一、问题分析
图像分类问题,训练集2160张图片,共12类,每类180张;测试集240张,不确定有多少种类别。
图像为彩色图像,大部分是24位色彩,个别是8位和32位,这个问题导致后面在训练过程中一致出bug,会导致Tensor的shape不一致。
所有训练集在一个文件夹下,label信息在一个单独的txt中。
二、问题解决流程
1、框架选择
选择的是百度Paddle框架,动态图模式(也能够支持静态图,这部分的区别理解还不是很深刻)。数据结构为tensor,所以所有的训练集、测试集都应该转为tensor格式后再进行训练。
2、数据、标签读取;
(1)数据解压
本地一般没什么问题,在线平台上训练需要通过代码形式解压
!unzip -qn /home/aistudio/data/data8136/cat_data_sets_models.zip
(2)label信息读取
label存在单个的txt中,需要利用Python进行读取
#读取label标签
f = open("data_sets/cat_12/train_list.txt", encoding='gbk')
line = f.readline() #按行读取
data_list = []
while line:
#map函数:简单理解就是将第一个参数代表的函数作用到第二个参数中,本处即转为string;
#line.split():label形式为“url” “class”,即拆分为两个元素,最终存储到list中。

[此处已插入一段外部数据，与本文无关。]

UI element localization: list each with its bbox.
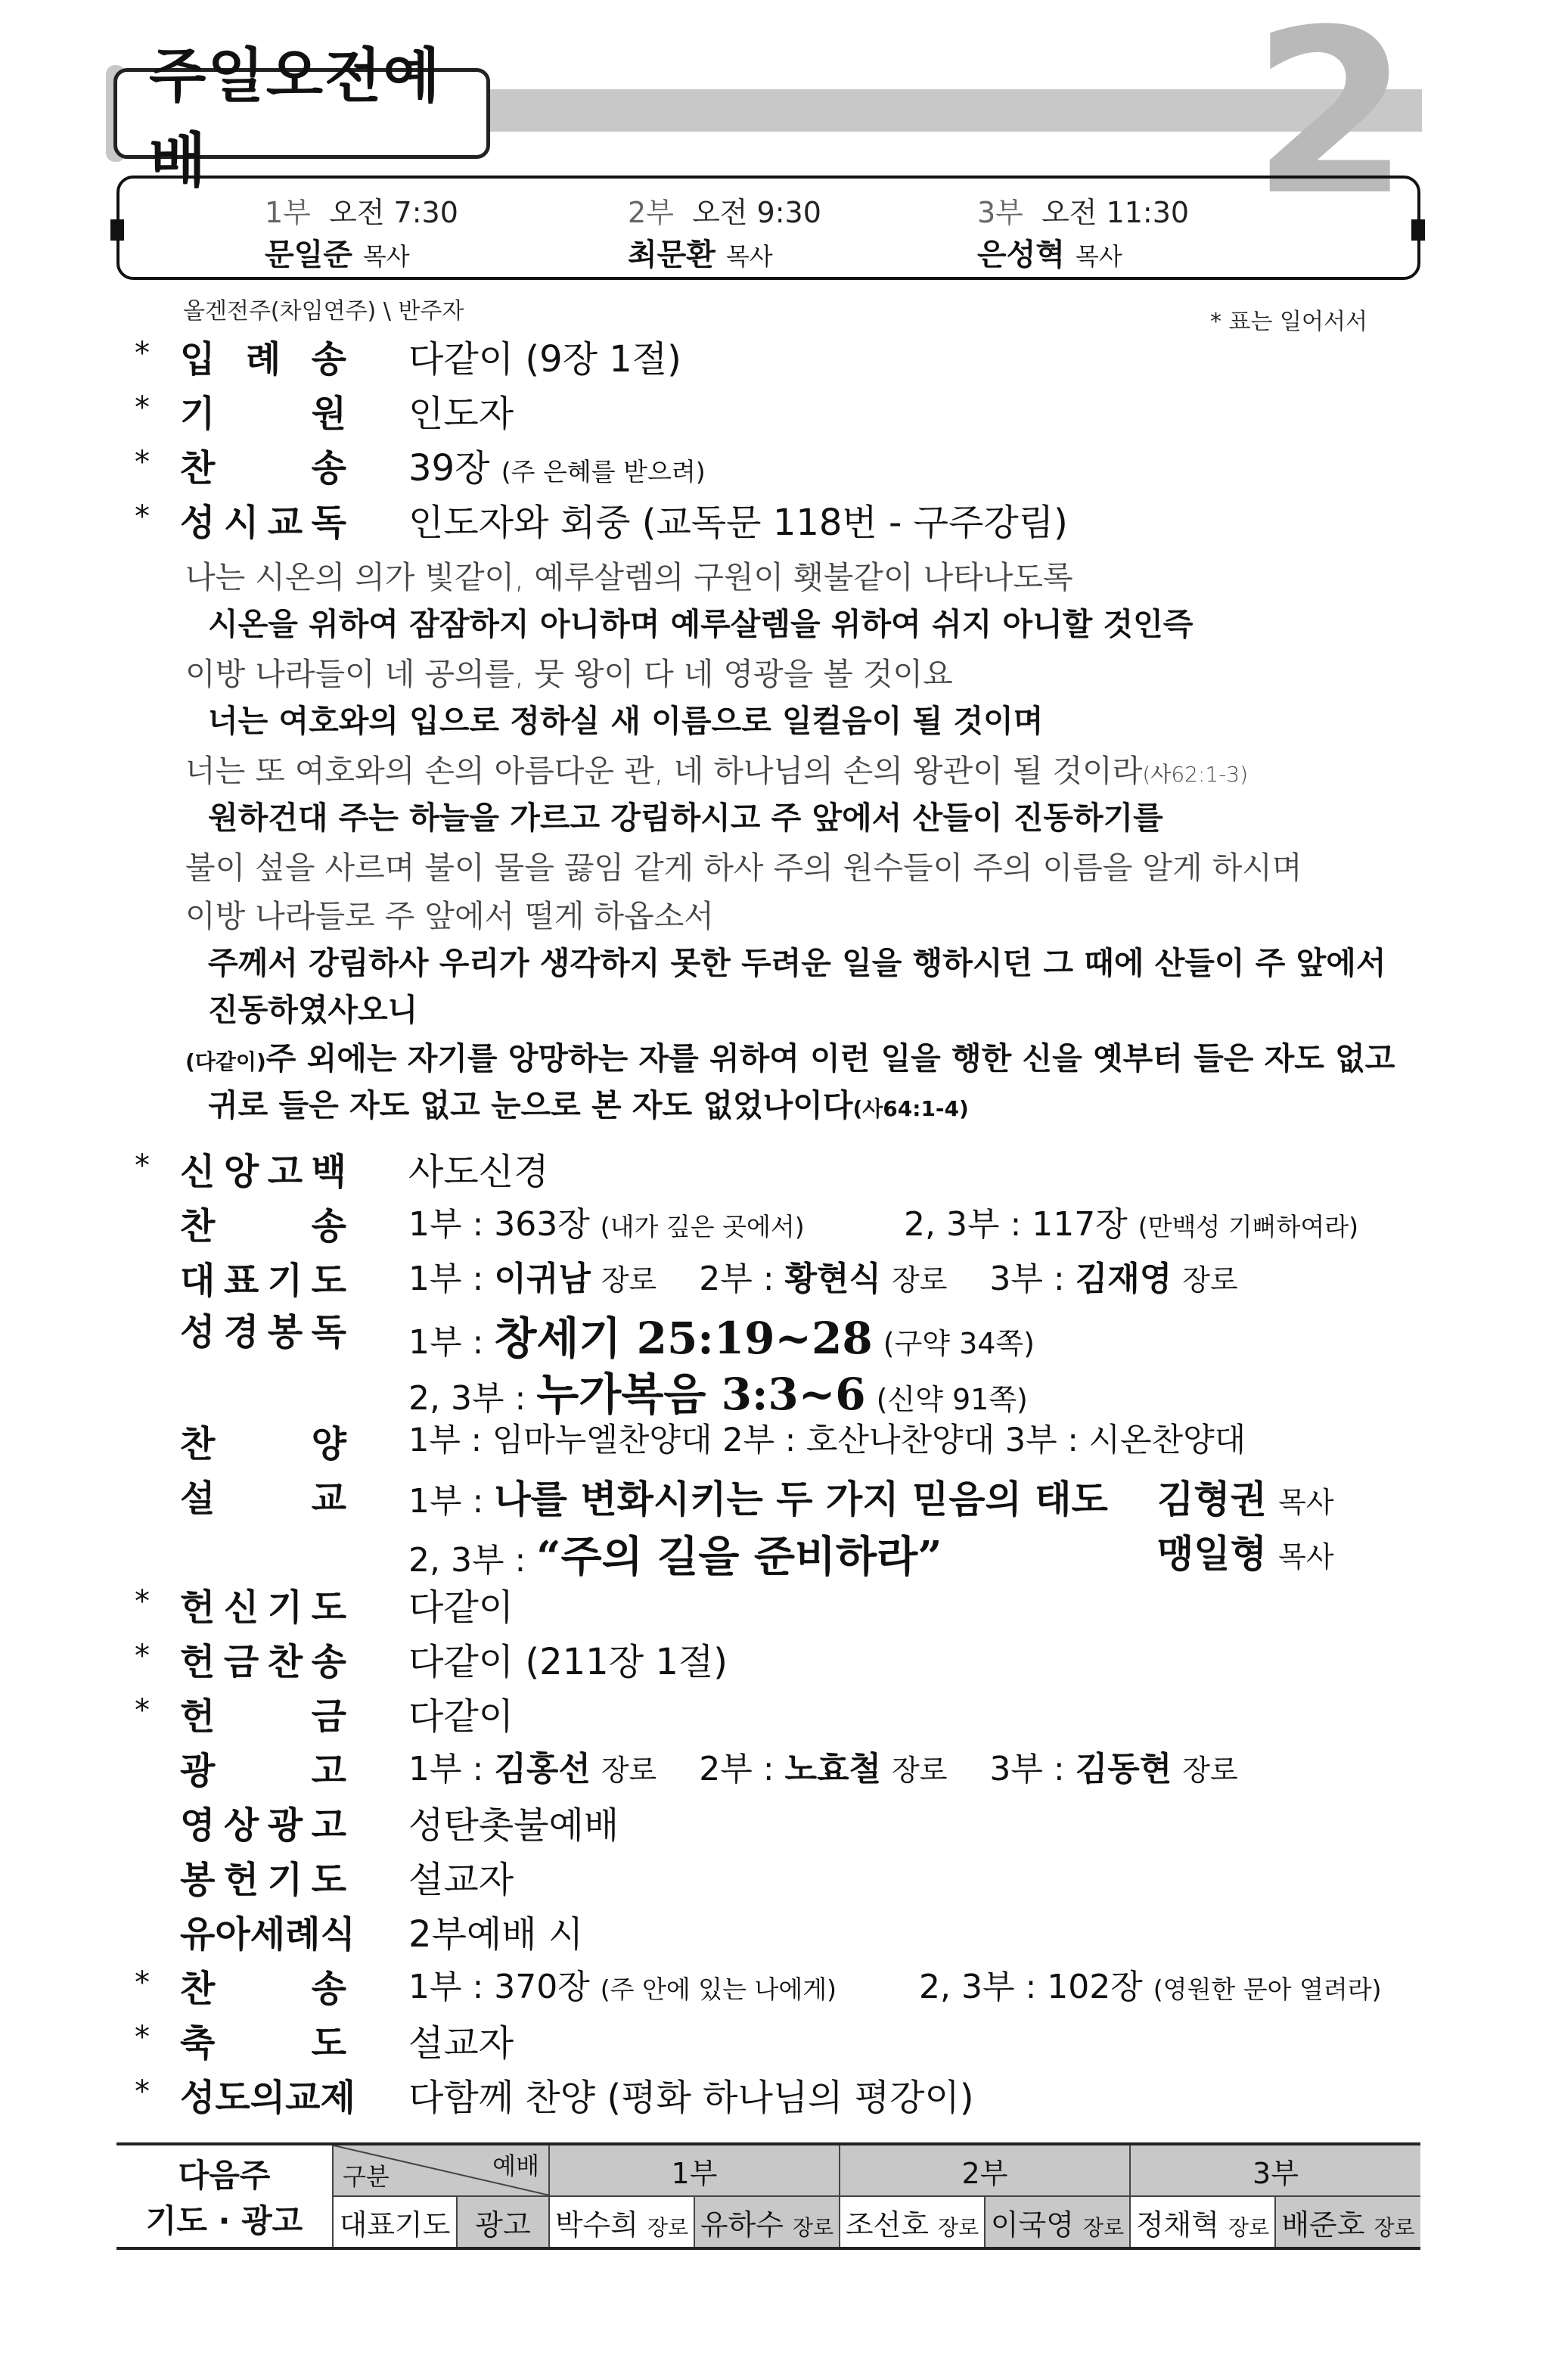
right-notch-decoration (1411, 219, 1425, 241)
reading-line: 이방 나라들로 주 앞에서 떨게 하옵소서 (185, 898, 714, 934)
part-header: 3부 (1130, 2144, 1420, 2196)
reading-line: 불이 섶을 사르며 불이 물을 끓임 같게 하사 주의 원수들이 주의 이름을 알게 하시며 (185, 850, 1302, 886)
service-time: 오전 9:30 (692, 196, 821, 229)
order-item-prayer (0, 1251, 1549, 1304)
order-item-offering-hymn (0, 1633, 1549, 1686)
order-item-hymn-2 (0, 1197, 1549, 1250)
service-3 (977, 189, 1189, 274)
standing-mark: * (135, 1148, 150, 1183)
order-label: 성 도 의 교 제 (180, 2077, 355, 2119)
order-item-scripture (0, 1303, 1549, 1364)
order-label: 입 례 송 (180, 338, 346, 381)
standing-mark: * (135, 499, 150, 534)
reading-line: 진동하였사오니 (208, 992, 418, 1028)
order-content: 2, 3부 : “주의 길을 준비하라” (408, 1532, 942, 1582)
order-item-invocation (0, 384, 1549, 437)
standing-mark: * (135, 1965, 150, 2000)
service-role: 목사 (1075, 242, 1122, 271)
order-label: 찬 송 (180, 1968, 346, 2010)
order-content: 인도자 (408, 393, 514, 435)
page-number: 2 (1252, 0, 1410, 245)
order-content: 1부 : 김홍선 장로 2부 : 노효철 장로 3부 : 김동현 장로 (408, 1750, 1238, 1788)
standing-mark: * (135, 445, 150, 480)
order-item-announcements (0, 1742, 1549, 1794)
order-content: 1부 : 이귀남 장로 2부 : 황현식 장로 3부 : 김재영 장로 (408, 1260, 1238, 1298)
order-item-sermon-2 (0, 1524, 1549, 1582)
reading-line: 너는 여호와의 입으로 정하실 새 이름으로 일컬음이 될 것이며 (208, 703, 1044, 739)
order-content: 설교자 (408, 2022, 514, 2065)
order-content: 2, 3부 : 117장 (만백성 기뻐하여라) (904, 1205, 1359, 1244)
order-item-creed (0, 1142, 1549, 1195)
order-content: 다함께 찬양 (평화 하나님의 평강이) (408, 2077, 974, 2119)
order-content: 39장 (주 은혜를 받으려) (408, 447, 706, 489)
service-part: 2부 (628, 196, 674, 229)
order-label: 찬 양 (180, 1423, 346, 1465)
order-item-dedication-prayer (0, 1578, 1549, 1631)
reading-line: 주께서 강림하사 우리가 생각하지 못한 두려운 일을 행하시던 그 때에 산들이 주 앞에서 (208, 945, 1386, 981)
order-content: 설교자 (408, 1859, 514, 1901)
order-label: 찬 송 (180, 447, 346, 489)
type-announcement: 광고 (457, 2196, 549, 2248)
service-role: 목사 (725, 242, 773, 271)
order-content: 1부 : 임마누엘찬양대 2부 : 호산나찬양대 3부 : 시온찬양대 (408, 1421, 1246, 1459)
order-item-hymn-3 (0, 1959, 1549, 2012)
page-title-text: 주일오전예배 (149, 42, 442, 195)
reading-line: 귀로 들은 자도 없고 눈으로 본 자도 없었나이다(사64:1-4) (208, 1087, 969, 1123)
reading-line: 시온을 위하여 잠잠하지 아니하며 예루살렘을 위하여 쉬지 아니할 것인즉 (208, 606, 1194, 642)
order-content: 다같이 (408, 1695, 514, 1738)
order-label: 대 표 기 도 (180, 1260, 346, 1302)
order-item-offering (0, 1687, 1549, 1740)
standing-mark: * (135, 2074, 150, 2109)
reading-line: 원하건대 주는 하늘을 가르고 강림하시고 주 앞에서 산들이 진동하기를 (208, 800, 1163, 836)
reading-line: 너는 또 여호와의 손의 아름다운 관, 네 하나님의 손의 왕관이 될 것이라(사62:1-3) (185, 753, 1249, 789)
standing-mark: * (135, 1584, 150, 1619)
person-cell: 배준호 장로 (1275, 2196, 1420, 2248)
standing-mark: * (135, 336, 150, 371)
person-cell: 조선호 장로 (840, 2196, 985, 2248)
standing-mark: * (135, 1639, 150, 1673)
service-label: 예배 (492, 2152, 539, 2180)
order-label: 광 고 (180, 1750, 346, 1792)
order-content: 1부 : 363장 (내가 깊은 곳에서) (408, 1205, 805, 1244)
order-content: 1부 : 나를 변화시키는 두 가지 믿음의 태도 (408, 1477, 1108, 1521)
order-content: 성탄촛불예배 (408, 1804, 619, 1847)
service-1 (265, 189, 458, 274)
order-content: 1부 : 370장 (주 안에 있는 나에게) (408, 1968, 837, 2006)
order-item-video-announcement (0, 1796, 1549, 1849)
order-item-choir (0, 1415, 1549, 1468)
order-content: 2, 3부 : 102장 (영원한 문아 열려라) (919, 1968, 1382, 2006)
order-item-benediction (0, 2014, 1549, 2067)
order-content: 김형권 목사 (1157, 1477, 1334, 1521)
service-part: 3부 (977, 196, 1023, 229)
order-label: 봉 헌 기 도 (180, 1859, 346, 1901)
order-content: 1부 : 창세기 25:19~28 (구약 34쪽) (408, 1313, 1035, 1364)
person-cell: 정채혁 장로 (1130, 2196, 1275, 2248)
order-item-offertory-prayer (0, 1850, 1549, 1903)
part-header: 1부 (549, 2144, 840, 2196)
order-label: 유 아 세 례 식 (180, 1913, 355, 1956)
order-content: 2, 3부 : 누가복음 3:3~6 (신약 91쪽) (408, 1369, 1028, 1420)
type-prayer: 대표기도 (333, 2196, 457, 2248)
order-item-fellowship (0, 2068, 1549, 2121)
service-2 (628, 189, 821, 274)
person-cell: 이국영 장로 (985, 2196, 1130, 2248)
order-label: 성 시 교 독 (180, 502, 346, 544)
person-cell: 박수희 장로 (549, 2196, 694, 2248)
reading-line: 나는 시온의 의가 빛같이, 예루살렘의 구원이 횃불같이 나타나도록 (185, 559, 1073, 595)
service-time: 오전 7:30 (329, 196, 458, 229)
order-content: 2부예배 시 (408, 1913, 584, 1956)
standing-note: * 표는 일어서서 (1210, 309, 1367, 335)
order-item-opening-hymn (0, 330, 1549, 383)
service-pastor: 은성혁 (977, 238, 1065, 272)
service-time: 오전 11:30 (1041, 196, 1190, 229)
order-label: 헌 신 기 도 (180, 1586, 346, 1629)
reading-line: (다같이)주 외에는 자기를 앙망하는 자를 위하여 이런 일을 행한 신을 옛부터 들은 자도 없고 (185, 1040, 1395, 1077)
order-label: 기 원 (180, 393, 346, 435)
order-content: 다같이 (211장 1절) (408, 1641, 728, 1683)
organ-note: 올겐전주(차임연주) \ 반주자 (183, 298, 464, 325)
standing-mark: * (135, 390, 150, 425)
next-week-table (116, 2142, 1420, 2250)
order-content: 인도자와 회중 (교독문 118번 - 구주강림) (408, 502, 1068, 544)
order-item-responsive-reading (0, 493, 1549, 546)
order-label: 영 상 광 고 (180, 1804, 346, 1847)
order-label: 성 경 봉 독 (180, 1311, 346, 1353)
order-label: 축 도 (180, 2022, 346, 2065)
order-label: 설 교 (180, 1477, 346, 1520)
order-item-scripture-2 (0, 1359, 1549, 1420)
service-role: 목사 (362, 242, 410, 271)
category-header (333, 2144, 549, 2196)
reading-line: 이방 나라들이 네 공의를, 뭇 왕이 다 네 영광을 볼 것이요 (185, 656, 953, 692)
part-header: 2부 (840, 2144, 1130, 2196)
order-label: 신 앙 고 백 (180, 1151, 346, 1193)
next-week-title: 다음주 기도 · 광고 (116, 2144, 333, 2248)
service-part: 1부 (265, 196, 311, 229)
standing-mark: * (135, 1693, 150, 1728)
order-item-infant-baptism (0, 1905, 1549, 1958)
standing-mark: * (135, 2020, 150, 2055)
order-content: 사도신경 (408, 1151, 549, 1193)
order-item-sermon (0, 1469, 1549, 1522)
service-pastor: 최문환 (628, 238, 716, 272)
page-title (113, 42, 490, 195)
left-notch-decoration (110, 219, 124, 241)
order-content: 다같이 (408, 1586, 514, 1629)
order-label: 헌 금 (180, 1695, 346, 1738)
order-content: 다같이 (9장 1절) (408, 338, 681, 381)
order-label: 찬 송 (180, 1205, 346, 1247)
service-pastor: 문일준 (265, 238, 352, 272)
person-cell: 유하수 장로 (694, 2196, 840, 2248)
order-item-hymn (0, 439, 1549, 492)
category-label: 구분 (343, 2162, 390, 2191)
order-label: 헌 금 찬 송 (180, 1641, 346, 1683)
order-content: 맹일형 목사 (1157, 1531, 1334, 1576)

label = list(map(str,line.split()))
data_list.append(label)
line = f.readline()
f.close()
(3)图像样本读取
样本集在一个文件夹中,对其读取时需要根据样本名把对应的label也写进去。形成“特征”——“标签”形式的数据存储,为下一步训练做准备。
#批量读取图像
import os
from PIL import Image
#获取样本集文件夹下所有文件的名称
fileName = os.listdir('data_sets/cat_12/cat_12_train/')
train_image = []
for img in fileName:
#利用PIL库中Image读取图像文件
old_pic = Image.open('data_sets/cat_12/cat_12_train/' + img)
#将图像缩放到统一标准
new_pic = old_pic.resize((32,32))
#将图像统一转化为RGB 3通道格式
new_pic = new_pic.convert("RGB")
temp = [] #用于存储数据标签对
temp.append(VF.to_tensor(new_pic)) #VF是paddle中version.function
#根据图像名称确定标签,data_list为标签信息文件
for i in data_list:
if i[0] == ('cat_12_train/'+img): #i[0]是标签信息对中的name
temp.append(paddle.to_tensor(int(i[1]))) #i[1]是class
break
train_image.append(temp)
3、自定义数据集类
paddle框架训练过程中会用到DataLoader函数,其要求数据集符合下述要求
class MyDataset(Dataset):
"""
步骤一:继承paddle.io.Dataset类
"""
def __init__(self, num_samples, data):
"""
步骤二:实现构造函数,定义数据集大小
"""
super(MyDataset, self).__init__()
self.num_samples = num_samples # 样本的数量
self.data = data #样本数据
def __getitem__(self, index):
"""
步骤三:实现__getitem__方法,定义指定index时如何获取数据,并返回单条数据(训练数据,对应的标签)
"""
data = self.data[index][0] #index是数据的标号,指第index个数据。[0]为特征
label = self.data[index][1] #[1]为标签
return data, label
def __len__(self):
"""
步骤四:实现__len__方法,返回数据集总数目
"""
return self.num_samples
4、模型创建
class MyNet(paddle.nn.Layer):
def __init__(self, num_classes):
super(MyNet, self).__init__()
self.conv1 = paddle.nn.Conv2D(in_channels=3, out_channels=32,
kernel_size=(3, 3))
self.pool1 = paddle.nn.MaxPool2D(kernel_size=2, stride=2)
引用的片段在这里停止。